Re: Advice for handling softraid reporting i/o error

2013-02-04 Thread Erling Westenvik
Thank you to everyone @misc that provided support and advice. Especially
Joel and Barry.

It turned out that the machine came back on quite fine after rebooting
and without having to perform anything special. It went through fsck
without complaining and I've been able to make backups of my small
pieces of precious data. I will continue to use the machine for
experiments and learning only, however.

Sorry for the noise. If it was not for the softraid specific complaints
from the machine, I would not have taken the issue up here @misc.

Cheers,

Erling


On Sun, Feb 03, 2013 at 01:13:16AM +0100, Erling Westenvik wrote:
 I have an old laptop configured with softraid encryption using a USB
 keydisk. The machine was never intended to be used for anything more
 than just testing. However, I started putting a few cvs repositories
 on it and slowly the machine became somewhat important.
 
 Today, when doing a cvs import of a little programming project on my
 web server, the ssh connection died in the middle of the transfer. I
 have not tried to restart it. This is whats on the screen right now.
 
 -- -- -- -- -- -- -- -- -- -- -- -- -- -- -- -- -- -- -- -- -- -- -- --
 3187832; cn 820 tn 230 sn 42), retrying
 wd0: transfer error, downgrading to Ultra-DMA mode 4
 wd0(pciide0:0:0): using PIO mode 4, Ultra-DMA mode 4
 wd0d: uncorrectable data error reading fsbn 6890352 of 6890352-6890479
 (wd0 bn 1 3187832; cn 820 tn 230 sn 42), retrying
 wd0d: uncorrectable data error reading fsbn 6890391 of 6890352-6890479
 (wd0 bn 1 3187871; cn 820 tn 231 sn 18), retrying
 wd0d: uncorrectable data error reading fsbn 6890391 of 6890352-6890479
 (wd0 bn 1 3187871; cn 820 tn 231 sn 18), retrying
 softraid0: i/o error on block 6890352
 -- -- -- -- -- -- -- -- -- -- -- -- -- -- -- -- -- -- -- -- -- -- -- --
 
 Kind of self explaining: old machine with faulty disk! I do have backups
 but would like to have a copy of some recent commits.
 
 Switching console gives me a login prompt but after entering a user name
 and pressing enter the machine just hangs. The machine will answer to
 ping but not ssh.
 
 My question is:
 
 Do I have any options other than trying to reboot? Optionally into
 single user mode?
 
 Cheers,
 
 Erling



Re: Advice for handling softraid reporting i/o error

2013-02-03 Thread Erling Westenvik
On Sun, Feb 03, 2013 at 11:11:17AM +0530, Girish Venkatachalam wrote:
 I hate to say it but I am sure your hard disk is dying. Replace it ASAP

No no, that's all right. Death is an inevitable part of life. I know the
disk is dying and I'm going to replace it (or just throw away the
machine which is a piece of junk anyway) but I'd love to get out of it
the amendments to it's last will before it passes out completely.

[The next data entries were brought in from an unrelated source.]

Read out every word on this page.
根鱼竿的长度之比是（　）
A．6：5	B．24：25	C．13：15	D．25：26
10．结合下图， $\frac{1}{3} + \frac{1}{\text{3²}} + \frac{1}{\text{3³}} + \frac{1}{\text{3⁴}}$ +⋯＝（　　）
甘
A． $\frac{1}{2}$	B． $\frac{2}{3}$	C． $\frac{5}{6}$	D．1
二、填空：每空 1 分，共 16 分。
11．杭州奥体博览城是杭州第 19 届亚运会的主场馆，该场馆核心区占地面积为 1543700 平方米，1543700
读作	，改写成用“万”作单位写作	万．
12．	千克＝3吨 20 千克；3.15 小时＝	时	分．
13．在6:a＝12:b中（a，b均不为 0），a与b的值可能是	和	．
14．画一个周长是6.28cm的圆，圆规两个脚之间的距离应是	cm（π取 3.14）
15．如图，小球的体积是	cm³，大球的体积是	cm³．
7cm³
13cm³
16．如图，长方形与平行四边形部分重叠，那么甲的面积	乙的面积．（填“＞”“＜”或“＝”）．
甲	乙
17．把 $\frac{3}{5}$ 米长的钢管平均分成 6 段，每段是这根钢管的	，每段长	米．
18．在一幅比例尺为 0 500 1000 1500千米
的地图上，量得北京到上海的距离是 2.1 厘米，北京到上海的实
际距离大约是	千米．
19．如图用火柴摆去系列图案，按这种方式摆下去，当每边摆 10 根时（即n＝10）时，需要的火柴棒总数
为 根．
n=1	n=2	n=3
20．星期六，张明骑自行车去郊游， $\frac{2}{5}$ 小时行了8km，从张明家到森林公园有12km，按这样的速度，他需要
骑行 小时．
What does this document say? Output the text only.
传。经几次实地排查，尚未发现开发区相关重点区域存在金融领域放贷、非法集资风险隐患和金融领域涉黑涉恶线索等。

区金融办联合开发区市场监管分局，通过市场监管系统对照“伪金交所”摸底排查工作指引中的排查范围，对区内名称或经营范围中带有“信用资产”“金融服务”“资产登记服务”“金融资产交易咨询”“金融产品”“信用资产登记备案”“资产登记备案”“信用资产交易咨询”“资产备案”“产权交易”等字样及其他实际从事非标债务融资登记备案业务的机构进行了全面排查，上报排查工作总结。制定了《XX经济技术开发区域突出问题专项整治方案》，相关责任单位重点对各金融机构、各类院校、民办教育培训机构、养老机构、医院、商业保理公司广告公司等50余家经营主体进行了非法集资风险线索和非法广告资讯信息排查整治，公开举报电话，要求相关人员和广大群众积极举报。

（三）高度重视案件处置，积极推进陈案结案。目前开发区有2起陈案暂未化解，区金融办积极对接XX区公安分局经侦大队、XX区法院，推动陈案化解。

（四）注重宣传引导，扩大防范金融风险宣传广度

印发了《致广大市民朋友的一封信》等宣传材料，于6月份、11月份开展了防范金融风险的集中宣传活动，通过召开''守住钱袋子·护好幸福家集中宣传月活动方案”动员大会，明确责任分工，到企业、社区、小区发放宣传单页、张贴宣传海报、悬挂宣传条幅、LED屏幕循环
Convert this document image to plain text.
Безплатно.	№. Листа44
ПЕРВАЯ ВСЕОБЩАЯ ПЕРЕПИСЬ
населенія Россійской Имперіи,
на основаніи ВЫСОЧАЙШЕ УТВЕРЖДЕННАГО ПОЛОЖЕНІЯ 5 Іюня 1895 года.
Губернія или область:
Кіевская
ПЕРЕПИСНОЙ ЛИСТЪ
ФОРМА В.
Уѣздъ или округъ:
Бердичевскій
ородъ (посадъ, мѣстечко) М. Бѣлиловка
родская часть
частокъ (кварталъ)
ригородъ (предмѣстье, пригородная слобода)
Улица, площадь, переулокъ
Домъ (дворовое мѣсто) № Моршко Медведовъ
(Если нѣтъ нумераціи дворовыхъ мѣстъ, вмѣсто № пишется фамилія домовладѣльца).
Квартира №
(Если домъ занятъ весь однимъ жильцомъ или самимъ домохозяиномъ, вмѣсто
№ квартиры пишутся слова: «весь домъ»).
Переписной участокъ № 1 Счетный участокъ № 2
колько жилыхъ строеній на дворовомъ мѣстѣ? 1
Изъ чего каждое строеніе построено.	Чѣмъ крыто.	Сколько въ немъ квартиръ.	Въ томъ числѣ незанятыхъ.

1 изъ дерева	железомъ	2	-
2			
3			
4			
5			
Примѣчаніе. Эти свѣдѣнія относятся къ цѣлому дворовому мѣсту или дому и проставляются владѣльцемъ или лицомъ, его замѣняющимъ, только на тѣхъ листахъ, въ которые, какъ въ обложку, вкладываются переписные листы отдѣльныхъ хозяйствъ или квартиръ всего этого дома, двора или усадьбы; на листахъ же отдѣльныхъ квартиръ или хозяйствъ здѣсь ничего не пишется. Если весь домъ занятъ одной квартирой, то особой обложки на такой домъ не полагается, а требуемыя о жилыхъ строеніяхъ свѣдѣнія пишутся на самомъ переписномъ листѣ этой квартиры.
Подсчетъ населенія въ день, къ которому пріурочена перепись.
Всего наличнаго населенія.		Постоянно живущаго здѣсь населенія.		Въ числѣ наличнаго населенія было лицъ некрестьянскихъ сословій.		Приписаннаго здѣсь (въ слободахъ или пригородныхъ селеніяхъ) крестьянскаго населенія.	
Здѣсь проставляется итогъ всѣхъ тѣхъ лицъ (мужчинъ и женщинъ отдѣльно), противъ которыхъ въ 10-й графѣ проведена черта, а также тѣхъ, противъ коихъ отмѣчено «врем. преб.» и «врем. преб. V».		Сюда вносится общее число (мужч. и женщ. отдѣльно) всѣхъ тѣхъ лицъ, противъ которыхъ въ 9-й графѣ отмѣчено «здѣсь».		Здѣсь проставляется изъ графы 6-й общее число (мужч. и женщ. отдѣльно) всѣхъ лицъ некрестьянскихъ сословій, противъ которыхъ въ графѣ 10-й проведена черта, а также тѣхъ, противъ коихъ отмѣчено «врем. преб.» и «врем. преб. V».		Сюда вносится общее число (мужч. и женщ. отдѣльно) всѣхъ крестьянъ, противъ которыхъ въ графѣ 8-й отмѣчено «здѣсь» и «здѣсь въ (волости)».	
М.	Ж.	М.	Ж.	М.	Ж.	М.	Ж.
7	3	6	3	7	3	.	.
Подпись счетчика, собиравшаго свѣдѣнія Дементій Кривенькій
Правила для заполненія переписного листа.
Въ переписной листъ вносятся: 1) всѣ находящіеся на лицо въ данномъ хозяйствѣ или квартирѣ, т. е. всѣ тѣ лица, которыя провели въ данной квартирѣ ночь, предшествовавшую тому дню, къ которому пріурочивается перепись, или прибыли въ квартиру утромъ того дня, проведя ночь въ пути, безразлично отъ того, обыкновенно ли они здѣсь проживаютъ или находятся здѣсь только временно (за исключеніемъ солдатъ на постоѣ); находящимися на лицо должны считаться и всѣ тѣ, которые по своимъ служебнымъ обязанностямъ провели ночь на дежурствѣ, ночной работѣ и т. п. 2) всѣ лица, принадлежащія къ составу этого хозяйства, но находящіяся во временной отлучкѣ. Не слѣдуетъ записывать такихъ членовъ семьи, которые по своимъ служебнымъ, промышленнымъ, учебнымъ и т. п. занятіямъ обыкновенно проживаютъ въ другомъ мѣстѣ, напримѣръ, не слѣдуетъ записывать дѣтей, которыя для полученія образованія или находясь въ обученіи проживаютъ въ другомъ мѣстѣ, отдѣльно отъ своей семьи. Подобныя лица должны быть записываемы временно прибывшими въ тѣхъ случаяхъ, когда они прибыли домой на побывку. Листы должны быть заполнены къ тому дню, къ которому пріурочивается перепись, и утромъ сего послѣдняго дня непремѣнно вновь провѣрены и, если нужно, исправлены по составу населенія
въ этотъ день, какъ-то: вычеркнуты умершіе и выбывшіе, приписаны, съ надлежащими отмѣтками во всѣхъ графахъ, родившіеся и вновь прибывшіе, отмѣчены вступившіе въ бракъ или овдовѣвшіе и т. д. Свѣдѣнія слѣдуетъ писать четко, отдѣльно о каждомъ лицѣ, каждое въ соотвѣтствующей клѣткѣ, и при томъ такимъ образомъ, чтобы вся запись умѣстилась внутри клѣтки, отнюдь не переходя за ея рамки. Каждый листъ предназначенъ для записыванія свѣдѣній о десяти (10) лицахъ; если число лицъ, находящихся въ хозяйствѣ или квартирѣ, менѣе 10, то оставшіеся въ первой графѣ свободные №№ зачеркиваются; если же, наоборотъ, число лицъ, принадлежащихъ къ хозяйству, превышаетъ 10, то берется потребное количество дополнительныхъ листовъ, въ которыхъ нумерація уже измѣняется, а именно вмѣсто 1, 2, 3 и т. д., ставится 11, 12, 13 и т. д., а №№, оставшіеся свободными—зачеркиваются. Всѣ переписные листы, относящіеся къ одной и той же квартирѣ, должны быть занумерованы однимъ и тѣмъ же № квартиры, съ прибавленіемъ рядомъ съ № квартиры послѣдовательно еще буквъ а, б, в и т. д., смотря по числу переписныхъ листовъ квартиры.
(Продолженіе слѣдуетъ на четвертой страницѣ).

When a NON-ENCRYPTED disk has damaged areas one may still be able to
access the undamaged areas upon a reboot - possibly by mounting it as a
secondary disk on a working system and using various recovery tools,
etc.

However: the last time I had an ENCRYPTED disk with damaged areas, the
whole disk got rendered useless. It wouldn't respond to
keydisk/passphrase and hence there was no way to access undamaged
data.

The machine is still powered on. It still return ping but not ssh. When
typing on the keyboard, characters get echo'ed on the screen. Do I have
any options besides rebooting and praying?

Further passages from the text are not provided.